Saturday, January 7, 2012

They Don't Judge the Book by its Cover

Well the kids at Pottsgrove High School, overseen by Todd Kelly, are at it again.

Long experts at the national WordMasters Challenge held in October, two Pottsgrove students once again stood out this year.
Close reading paid off for Pottsgrove students



Sophomore Jeremy Cuandrado earned a perfect score on the challenge, one of only 25 tenth graders in the entire country to do so.

His teammate, Anthony Pond, made only one mistake. That put him among the 108 highest scoring tenth graders in the country.

Two freshmen, Brianna Costira and Allison Wentzel, both earned honorable mention honors.



This is no small feat when you consider that 54,000 students from 46 American states and four foreign countries entered the meet.

The premise behind the WordMasters Challenge is that attentive reading and sensitivity to language are among the most important skills students acquire in school.

The texts students must analyze for the challenge can range from short fiction by Eudora Welty or John Updike, to poetry as old as Shakespeare's as a recent as Margaret Atwood's.

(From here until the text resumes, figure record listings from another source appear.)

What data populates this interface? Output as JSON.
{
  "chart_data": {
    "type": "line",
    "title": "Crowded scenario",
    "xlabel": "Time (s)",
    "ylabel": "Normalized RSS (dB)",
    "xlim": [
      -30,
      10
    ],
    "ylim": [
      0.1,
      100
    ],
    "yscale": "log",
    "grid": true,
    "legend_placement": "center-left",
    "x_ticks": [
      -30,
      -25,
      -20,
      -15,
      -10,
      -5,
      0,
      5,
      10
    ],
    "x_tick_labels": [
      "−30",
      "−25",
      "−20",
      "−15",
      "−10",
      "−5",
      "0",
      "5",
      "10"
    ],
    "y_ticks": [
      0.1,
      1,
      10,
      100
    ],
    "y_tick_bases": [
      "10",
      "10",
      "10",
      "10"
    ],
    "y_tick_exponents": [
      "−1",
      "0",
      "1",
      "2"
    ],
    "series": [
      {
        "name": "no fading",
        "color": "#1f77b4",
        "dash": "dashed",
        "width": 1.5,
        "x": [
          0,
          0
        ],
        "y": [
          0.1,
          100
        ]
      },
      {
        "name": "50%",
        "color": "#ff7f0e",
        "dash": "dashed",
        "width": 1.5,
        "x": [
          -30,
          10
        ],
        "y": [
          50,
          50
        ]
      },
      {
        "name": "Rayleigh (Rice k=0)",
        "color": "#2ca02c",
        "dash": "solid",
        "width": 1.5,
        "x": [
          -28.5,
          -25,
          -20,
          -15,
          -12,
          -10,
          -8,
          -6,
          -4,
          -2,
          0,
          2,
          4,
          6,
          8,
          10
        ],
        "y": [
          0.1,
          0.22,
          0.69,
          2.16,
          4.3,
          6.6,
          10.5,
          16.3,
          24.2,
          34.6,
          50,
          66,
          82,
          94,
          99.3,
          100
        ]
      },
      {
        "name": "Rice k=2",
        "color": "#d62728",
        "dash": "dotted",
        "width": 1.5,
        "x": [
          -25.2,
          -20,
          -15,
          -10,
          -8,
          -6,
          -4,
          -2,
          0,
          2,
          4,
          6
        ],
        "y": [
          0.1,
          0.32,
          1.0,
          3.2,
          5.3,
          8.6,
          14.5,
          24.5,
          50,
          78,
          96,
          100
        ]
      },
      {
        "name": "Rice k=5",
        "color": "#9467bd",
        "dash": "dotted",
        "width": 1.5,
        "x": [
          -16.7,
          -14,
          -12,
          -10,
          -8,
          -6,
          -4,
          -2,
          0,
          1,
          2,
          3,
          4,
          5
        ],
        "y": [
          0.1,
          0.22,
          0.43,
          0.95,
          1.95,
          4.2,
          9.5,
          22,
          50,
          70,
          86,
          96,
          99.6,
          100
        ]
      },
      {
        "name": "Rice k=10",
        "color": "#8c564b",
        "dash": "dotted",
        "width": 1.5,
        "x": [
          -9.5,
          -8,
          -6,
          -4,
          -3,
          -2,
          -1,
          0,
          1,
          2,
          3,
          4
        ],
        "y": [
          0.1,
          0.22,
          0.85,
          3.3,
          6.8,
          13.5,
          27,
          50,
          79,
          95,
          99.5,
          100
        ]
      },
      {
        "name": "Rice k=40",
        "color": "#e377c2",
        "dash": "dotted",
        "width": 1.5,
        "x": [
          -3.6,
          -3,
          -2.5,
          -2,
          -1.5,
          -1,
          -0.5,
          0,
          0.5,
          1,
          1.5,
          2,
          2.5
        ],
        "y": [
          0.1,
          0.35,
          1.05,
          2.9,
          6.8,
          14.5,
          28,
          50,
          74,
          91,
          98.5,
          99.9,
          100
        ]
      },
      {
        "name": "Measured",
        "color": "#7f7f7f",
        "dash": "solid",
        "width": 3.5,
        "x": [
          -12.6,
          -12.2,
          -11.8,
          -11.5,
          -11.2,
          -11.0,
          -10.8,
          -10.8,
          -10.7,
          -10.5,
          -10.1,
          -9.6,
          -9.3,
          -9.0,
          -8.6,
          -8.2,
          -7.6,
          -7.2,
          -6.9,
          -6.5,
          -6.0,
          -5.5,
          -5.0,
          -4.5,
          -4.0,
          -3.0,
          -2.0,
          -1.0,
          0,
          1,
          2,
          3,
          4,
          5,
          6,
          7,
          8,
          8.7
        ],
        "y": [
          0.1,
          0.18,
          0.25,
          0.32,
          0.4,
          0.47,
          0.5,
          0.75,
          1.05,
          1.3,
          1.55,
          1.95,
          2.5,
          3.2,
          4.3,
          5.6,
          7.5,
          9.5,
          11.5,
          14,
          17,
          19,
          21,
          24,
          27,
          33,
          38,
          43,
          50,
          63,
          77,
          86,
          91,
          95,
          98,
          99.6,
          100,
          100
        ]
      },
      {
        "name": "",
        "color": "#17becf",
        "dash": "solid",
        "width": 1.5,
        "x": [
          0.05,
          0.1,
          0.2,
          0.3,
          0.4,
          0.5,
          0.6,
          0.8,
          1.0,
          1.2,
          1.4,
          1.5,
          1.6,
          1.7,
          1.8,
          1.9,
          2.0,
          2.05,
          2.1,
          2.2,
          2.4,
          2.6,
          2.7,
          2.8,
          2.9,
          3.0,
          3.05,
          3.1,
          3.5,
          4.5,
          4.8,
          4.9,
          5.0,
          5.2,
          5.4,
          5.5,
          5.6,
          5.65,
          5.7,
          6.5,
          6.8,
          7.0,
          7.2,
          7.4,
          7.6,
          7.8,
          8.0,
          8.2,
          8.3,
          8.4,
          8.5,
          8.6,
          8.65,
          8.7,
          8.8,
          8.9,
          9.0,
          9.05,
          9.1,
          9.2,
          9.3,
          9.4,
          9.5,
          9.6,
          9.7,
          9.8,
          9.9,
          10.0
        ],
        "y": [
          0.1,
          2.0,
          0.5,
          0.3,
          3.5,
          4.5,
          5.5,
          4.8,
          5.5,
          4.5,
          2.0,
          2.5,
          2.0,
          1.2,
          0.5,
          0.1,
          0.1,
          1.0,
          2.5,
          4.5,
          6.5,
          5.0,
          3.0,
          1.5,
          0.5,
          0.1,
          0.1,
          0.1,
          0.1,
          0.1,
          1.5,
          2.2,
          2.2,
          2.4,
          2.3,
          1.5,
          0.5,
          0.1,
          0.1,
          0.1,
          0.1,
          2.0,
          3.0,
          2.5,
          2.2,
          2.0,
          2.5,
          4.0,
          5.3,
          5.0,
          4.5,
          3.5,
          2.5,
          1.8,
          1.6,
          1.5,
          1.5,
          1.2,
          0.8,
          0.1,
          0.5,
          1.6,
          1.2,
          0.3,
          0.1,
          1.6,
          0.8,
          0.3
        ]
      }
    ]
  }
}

The texts for this year's WordMasters meet were an essay by Robert Lipsyte for 9th and 10th graders and an excerpt from Arnold Bennett's "Old Wives Tales" for 11th and 12th graders.

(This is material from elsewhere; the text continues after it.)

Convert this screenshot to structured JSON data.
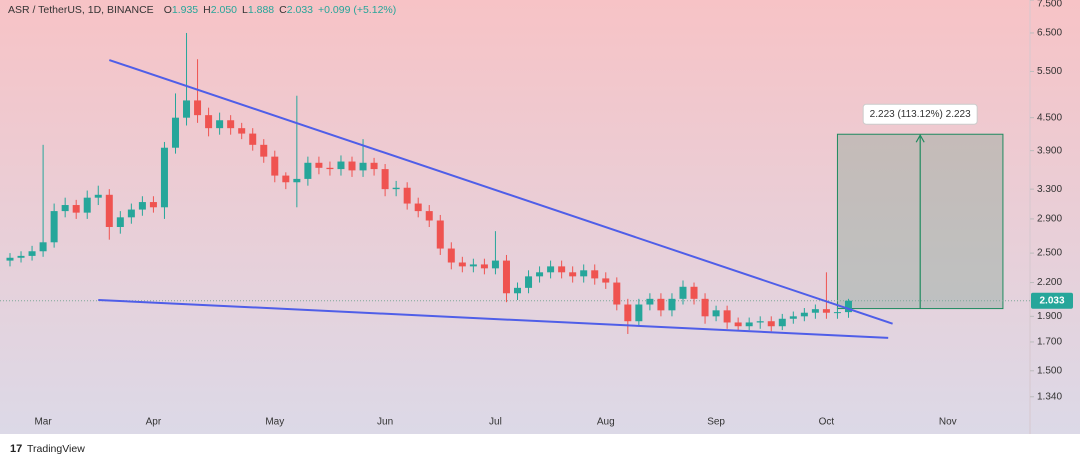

Like the questions on the verbal SAT tests in English literature, and Advanced Placement language exams in both English language and English literature, "the questions posed by the WordMasters challenge ask students both to recognize the emotional and/or rational logic of a piece of writing, and to notice the ways in which a writer's style shapes and shades his meaning," a release from the contest explained.

All of which is to say that this challenge rewards students who understand that not everything is black and white, but that much of the world exists in shades of gray.

Proof of this is in the Pottsgrove students' results -- right there in black and white.